Paul-André Proulx

Littérature Québecoises

Laberge, Aimée.

Les Amants de Mort-Bois.
Éd. Québec Amérique, 2007, 183 p.

Jeunes du Témiscouata

Le village fictif de Saint-Alphonse de Mort-Bois, situé près de Rivière-du-Loup, encadre ce roman sur les jeunes du Témiscouata. Les héroïnes de 16 et 18 ans sont laissées à elles-mêmes à la suite du départ énigmatique de leur mère. Elles se débrouillent pour que la vie continue tant bien que mal alors que leur père médecin vit la plupart du temps chez son amante.

 

Rose, l'aînée, pourvoie aux carences paternelles même si, pour sauver les apparences, il grogne des désapprobations sans portées significatives. Évidemment, les deux sœurs se tournent goulûment vers les garçons pour combler leurs manques affectifs. Qui s'y frotte, s'y pique. Le roman emprunte son dénouement à cette maxime. L'histoire s'amorce au moment d'une kermesse, qui se terminera par le couronnement de la reine de la région. Les inhibitions tombent rapidement sous l'effet de l'alcool qui coule à flot pour célébrer cet événement. Les jeunes s'amusent ferme sans trop se soucier des conséquences de leurs actes. Ils paieront cher la facture de leur insouciance, voire du prix de leur vie.

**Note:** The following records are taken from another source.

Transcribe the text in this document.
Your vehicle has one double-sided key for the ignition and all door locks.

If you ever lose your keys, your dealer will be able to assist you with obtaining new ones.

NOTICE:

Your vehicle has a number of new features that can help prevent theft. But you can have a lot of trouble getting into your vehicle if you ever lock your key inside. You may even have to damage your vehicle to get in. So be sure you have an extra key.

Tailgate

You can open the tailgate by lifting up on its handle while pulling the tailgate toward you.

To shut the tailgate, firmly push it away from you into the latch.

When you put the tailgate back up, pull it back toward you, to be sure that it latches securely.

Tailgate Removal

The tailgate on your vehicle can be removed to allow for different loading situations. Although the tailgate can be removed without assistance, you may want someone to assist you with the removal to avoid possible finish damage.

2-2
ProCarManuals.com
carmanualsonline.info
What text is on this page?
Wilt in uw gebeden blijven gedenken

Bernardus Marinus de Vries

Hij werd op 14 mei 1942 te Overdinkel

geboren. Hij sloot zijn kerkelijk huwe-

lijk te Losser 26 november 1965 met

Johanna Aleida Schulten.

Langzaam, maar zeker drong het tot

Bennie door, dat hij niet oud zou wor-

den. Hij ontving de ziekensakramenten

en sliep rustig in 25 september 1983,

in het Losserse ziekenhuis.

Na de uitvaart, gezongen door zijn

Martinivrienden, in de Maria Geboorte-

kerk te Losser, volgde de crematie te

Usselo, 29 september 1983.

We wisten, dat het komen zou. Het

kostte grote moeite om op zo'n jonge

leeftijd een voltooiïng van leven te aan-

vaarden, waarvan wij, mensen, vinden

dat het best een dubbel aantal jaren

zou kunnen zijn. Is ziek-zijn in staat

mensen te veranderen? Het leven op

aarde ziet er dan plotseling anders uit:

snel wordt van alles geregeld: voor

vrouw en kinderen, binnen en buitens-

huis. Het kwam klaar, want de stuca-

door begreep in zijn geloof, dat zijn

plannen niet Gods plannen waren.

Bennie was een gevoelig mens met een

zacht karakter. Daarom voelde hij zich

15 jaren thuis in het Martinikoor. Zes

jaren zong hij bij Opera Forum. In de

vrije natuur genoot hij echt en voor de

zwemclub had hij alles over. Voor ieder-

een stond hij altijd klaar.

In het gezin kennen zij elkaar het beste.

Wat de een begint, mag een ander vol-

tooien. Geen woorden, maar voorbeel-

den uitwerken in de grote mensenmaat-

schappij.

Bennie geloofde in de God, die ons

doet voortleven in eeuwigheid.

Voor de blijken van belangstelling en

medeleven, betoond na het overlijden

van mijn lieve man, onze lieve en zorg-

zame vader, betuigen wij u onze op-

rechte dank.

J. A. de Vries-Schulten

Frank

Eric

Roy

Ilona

Ce roman est assez juste de la vie de ceux qui empruntent des sentiers sans balises. L'auteure a organisé leur destin tragique autour d'amours compensatoires qui sonneront l'heure des désillusions. Que ce soit au Témiscouata ou ailleurs, quand les repères disparaissent sous la neige, comme le laisse entendre le dénouement métaphorique, les jeunes courent à leur perte.

Enrobant son roman dans une nature austère, Aimée Laberge a très bien exploité ce milieu montagneux et les rigueurs de l'hiver qui le caractérisent. Personnages et nature forment un duo qui se répond en écho, comme dans Les Carnets de Douglas de Christine Eddie. C'est beau, mais ce n'est pas une œuvre achevée. Le vent du mélodrame siffle en cours de lecture, sans compter les éléments psychologiques insuffisants pour cerner l'agir des acteurs de ce drame.